Working with events data has long posed a fundamental dilemma. On one hand, the events one wants to study – state-sponsored killings, battles in a war, or protests, for example – have a complex, intertwined nature that requires either detailed case studies or detailed hand-coding of the events. On the other hand, gathering such detailed coding makes it difficult to analyzes events in different time periods or places, a problem for those interested in creating generalizable theories. Scholars preferring the latter approach – coding many events in different locations at different times – have relied on computer-generated events data, with newspapers providing the raw material for the events data.
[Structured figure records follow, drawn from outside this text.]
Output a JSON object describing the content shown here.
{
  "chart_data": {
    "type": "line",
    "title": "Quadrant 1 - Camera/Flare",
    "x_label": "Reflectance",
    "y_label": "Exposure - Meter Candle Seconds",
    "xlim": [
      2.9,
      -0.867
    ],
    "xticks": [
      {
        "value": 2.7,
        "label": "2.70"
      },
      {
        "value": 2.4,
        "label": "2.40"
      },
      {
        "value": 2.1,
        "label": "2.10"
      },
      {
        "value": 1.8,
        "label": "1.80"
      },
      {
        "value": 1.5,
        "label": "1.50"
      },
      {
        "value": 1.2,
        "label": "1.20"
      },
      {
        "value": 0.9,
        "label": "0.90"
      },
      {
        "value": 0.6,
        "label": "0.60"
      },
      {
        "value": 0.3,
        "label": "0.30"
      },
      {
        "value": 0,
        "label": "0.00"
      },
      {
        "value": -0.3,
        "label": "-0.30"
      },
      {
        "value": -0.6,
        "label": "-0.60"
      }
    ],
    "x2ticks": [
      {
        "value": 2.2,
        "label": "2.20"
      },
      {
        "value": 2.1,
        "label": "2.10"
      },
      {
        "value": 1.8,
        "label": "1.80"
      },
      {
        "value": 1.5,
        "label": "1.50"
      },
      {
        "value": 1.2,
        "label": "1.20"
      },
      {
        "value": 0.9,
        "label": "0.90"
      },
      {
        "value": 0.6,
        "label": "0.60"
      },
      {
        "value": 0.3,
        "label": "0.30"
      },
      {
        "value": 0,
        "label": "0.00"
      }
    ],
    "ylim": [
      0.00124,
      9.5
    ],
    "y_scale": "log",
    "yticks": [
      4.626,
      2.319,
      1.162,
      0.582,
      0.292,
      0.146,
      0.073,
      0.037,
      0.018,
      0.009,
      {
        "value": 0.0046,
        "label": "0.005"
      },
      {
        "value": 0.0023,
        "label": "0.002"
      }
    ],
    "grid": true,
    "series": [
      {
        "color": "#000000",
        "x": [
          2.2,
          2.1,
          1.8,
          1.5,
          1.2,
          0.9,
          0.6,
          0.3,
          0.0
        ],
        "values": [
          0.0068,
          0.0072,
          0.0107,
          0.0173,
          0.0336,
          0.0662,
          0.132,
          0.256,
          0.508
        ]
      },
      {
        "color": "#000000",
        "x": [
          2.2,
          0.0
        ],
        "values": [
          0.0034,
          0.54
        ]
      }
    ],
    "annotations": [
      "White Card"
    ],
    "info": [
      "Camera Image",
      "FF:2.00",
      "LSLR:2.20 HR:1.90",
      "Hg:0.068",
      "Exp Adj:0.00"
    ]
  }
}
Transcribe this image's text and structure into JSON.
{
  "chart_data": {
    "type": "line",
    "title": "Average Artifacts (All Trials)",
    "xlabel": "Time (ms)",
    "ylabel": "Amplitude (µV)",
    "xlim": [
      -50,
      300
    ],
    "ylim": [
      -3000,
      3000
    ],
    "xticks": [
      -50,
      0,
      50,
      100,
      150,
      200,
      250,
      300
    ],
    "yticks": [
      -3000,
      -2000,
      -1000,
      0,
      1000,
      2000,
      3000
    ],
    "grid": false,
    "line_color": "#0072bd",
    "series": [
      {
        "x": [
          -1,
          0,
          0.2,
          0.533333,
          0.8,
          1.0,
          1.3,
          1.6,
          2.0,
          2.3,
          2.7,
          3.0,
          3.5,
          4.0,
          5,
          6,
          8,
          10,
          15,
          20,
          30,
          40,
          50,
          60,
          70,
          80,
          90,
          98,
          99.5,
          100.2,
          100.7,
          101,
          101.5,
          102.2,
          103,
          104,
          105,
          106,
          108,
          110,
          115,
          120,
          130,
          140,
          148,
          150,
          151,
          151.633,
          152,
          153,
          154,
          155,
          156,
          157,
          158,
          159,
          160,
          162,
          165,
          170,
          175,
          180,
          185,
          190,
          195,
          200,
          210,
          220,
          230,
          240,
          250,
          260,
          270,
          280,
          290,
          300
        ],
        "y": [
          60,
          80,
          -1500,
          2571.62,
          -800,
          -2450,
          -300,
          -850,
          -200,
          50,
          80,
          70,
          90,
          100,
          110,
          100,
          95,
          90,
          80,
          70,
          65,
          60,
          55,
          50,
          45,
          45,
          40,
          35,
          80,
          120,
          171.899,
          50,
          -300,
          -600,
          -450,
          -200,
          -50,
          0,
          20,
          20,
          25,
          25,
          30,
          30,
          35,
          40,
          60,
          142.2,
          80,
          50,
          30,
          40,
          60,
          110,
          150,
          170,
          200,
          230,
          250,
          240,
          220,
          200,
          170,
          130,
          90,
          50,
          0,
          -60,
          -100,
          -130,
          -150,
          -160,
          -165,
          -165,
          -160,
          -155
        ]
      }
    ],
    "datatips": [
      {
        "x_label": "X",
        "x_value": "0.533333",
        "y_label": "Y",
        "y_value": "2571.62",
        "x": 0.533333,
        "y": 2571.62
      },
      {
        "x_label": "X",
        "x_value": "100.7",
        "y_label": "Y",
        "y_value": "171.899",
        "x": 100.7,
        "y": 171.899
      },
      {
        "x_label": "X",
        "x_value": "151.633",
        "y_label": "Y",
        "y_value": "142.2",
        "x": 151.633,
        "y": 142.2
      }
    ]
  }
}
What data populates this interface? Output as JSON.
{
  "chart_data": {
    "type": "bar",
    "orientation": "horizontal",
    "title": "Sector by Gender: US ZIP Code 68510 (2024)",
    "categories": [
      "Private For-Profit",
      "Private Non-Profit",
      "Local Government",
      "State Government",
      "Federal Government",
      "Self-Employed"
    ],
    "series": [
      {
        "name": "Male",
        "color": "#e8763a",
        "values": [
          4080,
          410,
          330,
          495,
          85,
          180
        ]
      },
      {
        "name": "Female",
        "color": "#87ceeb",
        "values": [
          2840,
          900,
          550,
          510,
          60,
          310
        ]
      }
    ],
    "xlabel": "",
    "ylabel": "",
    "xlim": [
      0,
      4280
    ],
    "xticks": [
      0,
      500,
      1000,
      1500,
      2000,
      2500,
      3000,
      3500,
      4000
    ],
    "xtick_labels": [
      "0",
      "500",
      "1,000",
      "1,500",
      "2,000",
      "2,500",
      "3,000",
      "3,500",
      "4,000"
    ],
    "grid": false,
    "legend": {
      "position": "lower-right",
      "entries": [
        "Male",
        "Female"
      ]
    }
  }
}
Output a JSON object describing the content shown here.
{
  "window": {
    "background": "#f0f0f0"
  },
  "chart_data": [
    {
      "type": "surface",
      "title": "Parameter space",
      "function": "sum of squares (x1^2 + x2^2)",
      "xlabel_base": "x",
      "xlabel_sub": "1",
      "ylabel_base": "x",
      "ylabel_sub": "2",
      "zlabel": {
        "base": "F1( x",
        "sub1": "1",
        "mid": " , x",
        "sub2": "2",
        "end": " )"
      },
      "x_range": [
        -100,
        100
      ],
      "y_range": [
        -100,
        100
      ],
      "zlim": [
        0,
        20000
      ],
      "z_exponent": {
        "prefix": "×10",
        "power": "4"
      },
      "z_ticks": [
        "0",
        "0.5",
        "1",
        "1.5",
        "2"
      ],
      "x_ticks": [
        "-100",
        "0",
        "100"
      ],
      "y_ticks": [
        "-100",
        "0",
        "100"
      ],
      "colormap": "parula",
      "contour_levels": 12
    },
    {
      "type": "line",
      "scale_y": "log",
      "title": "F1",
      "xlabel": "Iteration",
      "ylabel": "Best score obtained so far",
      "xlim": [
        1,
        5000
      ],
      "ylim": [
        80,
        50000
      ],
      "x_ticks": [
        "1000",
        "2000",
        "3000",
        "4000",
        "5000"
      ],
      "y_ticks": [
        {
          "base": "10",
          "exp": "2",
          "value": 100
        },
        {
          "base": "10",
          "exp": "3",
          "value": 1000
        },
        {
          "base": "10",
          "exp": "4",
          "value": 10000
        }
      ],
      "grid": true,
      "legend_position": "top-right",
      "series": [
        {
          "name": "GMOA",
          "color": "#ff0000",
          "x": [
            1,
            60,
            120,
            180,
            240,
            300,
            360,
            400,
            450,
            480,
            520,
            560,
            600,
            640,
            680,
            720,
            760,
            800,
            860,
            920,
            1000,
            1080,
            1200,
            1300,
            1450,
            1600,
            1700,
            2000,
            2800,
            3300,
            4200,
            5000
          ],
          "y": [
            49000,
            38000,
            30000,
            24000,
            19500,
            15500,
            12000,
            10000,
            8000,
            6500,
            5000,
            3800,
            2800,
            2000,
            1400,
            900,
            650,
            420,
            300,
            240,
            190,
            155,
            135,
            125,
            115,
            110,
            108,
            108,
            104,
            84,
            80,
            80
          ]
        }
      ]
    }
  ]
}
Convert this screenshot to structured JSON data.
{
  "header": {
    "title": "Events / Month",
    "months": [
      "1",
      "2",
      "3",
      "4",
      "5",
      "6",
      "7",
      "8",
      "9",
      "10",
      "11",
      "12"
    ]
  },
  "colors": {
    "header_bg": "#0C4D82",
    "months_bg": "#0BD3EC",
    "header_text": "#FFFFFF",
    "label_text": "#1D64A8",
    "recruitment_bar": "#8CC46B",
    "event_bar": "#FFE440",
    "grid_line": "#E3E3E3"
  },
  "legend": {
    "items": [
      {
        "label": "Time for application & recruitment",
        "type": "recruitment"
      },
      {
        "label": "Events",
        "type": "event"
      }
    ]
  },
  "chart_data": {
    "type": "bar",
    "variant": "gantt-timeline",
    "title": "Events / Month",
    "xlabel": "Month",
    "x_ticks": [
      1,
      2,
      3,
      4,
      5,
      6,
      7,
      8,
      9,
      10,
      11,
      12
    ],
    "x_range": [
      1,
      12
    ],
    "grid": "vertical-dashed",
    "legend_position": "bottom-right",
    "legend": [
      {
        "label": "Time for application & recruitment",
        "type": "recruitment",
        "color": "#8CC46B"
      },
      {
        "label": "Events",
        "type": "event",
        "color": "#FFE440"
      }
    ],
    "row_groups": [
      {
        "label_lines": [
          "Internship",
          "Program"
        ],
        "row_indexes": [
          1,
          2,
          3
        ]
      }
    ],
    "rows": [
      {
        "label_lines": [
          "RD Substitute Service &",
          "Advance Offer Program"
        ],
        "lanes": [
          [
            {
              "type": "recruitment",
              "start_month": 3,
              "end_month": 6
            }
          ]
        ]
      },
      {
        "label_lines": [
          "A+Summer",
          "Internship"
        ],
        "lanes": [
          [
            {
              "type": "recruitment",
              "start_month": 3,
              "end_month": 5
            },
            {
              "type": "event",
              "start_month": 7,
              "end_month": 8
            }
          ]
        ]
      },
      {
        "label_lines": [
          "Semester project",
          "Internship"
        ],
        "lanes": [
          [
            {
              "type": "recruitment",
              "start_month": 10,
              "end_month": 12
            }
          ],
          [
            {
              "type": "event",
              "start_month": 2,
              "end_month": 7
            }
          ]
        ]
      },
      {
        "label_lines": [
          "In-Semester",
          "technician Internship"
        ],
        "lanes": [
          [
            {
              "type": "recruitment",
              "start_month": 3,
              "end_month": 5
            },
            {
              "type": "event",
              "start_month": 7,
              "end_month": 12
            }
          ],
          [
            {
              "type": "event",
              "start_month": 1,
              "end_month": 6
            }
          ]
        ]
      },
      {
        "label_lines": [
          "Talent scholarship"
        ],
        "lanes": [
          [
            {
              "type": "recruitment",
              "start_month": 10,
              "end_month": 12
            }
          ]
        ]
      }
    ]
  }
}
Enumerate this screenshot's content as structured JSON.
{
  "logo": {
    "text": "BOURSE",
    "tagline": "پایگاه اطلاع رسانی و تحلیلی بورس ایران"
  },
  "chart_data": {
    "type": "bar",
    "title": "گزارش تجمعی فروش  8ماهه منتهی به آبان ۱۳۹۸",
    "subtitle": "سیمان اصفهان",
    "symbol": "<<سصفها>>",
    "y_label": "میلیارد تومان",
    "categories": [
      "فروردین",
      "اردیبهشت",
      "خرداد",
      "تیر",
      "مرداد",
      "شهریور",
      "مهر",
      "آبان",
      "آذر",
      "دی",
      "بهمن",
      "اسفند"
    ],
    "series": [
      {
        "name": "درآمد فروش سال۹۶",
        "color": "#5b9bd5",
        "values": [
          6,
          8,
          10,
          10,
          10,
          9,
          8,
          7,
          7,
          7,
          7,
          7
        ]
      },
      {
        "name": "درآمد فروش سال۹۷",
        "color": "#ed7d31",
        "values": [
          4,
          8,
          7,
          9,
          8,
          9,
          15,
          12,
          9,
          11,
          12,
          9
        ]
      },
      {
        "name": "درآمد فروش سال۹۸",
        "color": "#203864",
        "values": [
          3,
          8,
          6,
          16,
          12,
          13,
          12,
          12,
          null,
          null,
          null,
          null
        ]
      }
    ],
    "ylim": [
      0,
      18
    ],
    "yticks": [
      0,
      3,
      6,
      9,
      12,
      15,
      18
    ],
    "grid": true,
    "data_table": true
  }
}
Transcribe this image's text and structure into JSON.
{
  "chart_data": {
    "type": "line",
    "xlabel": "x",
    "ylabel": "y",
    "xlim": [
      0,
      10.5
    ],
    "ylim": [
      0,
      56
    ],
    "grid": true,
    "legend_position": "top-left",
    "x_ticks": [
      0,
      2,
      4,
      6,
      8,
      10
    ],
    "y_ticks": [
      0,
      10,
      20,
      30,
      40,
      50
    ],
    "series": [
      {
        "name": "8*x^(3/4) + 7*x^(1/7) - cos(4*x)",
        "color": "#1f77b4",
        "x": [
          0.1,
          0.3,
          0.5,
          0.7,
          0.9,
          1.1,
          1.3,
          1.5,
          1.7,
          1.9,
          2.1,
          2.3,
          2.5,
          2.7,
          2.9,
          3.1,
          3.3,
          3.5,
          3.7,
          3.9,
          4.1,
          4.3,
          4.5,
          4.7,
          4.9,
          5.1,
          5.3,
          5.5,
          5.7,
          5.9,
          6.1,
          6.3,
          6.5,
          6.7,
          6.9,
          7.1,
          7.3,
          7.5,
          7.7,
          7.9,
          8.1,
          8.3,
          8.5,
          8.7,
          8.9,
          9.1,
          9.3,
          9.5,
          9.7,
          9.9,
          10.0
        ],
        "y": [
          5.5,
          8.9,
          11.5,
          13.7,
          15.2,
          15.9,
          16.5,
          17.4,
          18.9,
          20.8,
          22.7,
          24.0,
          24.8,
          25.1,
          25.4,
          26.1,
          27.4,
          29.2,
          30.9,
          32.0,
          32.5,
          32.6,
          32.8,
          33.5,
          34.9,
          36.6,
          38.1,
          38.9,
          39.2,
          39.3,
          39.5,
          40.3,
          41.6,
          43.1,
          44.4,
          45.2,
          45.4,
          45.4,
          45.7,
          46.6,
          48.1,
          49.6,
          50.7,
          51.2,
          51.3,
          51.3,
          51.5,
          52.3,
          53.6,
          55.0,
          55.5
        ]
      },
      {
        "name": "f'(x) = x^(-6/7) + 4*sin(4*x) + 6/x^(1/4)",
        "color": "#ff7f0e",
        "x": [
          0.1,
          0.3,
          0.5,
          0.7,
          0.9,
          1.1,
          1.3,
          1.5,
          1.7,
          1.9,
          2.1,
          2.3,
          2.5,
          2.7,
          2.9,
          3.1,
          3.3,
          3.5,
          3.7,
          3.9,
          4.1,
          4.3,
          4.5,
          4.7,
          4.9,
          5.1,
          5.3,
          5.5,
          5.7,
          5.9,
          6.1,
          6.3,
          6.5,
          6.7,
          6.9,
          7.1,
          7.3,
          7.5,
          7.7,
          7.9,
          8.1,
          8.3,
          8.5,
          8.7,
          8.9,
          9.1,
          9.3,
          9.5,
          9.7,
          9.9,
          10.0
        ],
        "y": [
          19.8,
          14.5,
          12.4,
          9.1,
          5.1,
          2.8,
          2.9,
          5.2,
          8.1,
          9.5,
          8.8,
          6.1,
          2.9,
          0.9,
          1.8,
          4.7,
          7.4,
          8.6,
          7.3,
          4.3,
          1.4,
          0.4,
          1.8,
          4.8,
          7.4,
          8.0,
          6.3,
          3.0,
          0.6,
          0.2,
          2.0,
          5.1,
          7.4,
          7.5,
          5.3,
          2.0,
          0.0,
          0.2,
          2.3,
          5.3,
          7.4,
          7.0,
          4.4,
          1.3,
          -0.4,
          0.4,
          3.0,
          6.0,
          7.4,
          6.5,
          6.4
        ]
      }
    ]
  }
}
The Global Database of Events, Language, and Tone (GDELT) is the most recent computer-generated events database and has recently received some attention concerning the accuracy of its coding. This post analyzes GDELT’s data from three different angles to argue that computer-generated events data is quite accurate, so long as one’s goal is not to measure the True number of events for one’s study. GDELT’s recording of Arab Spring protests compares favorably to hand-coded events dataset, and a cross-sectional comparison of GDELT’s protests figures matches actual events during the Arab Spring.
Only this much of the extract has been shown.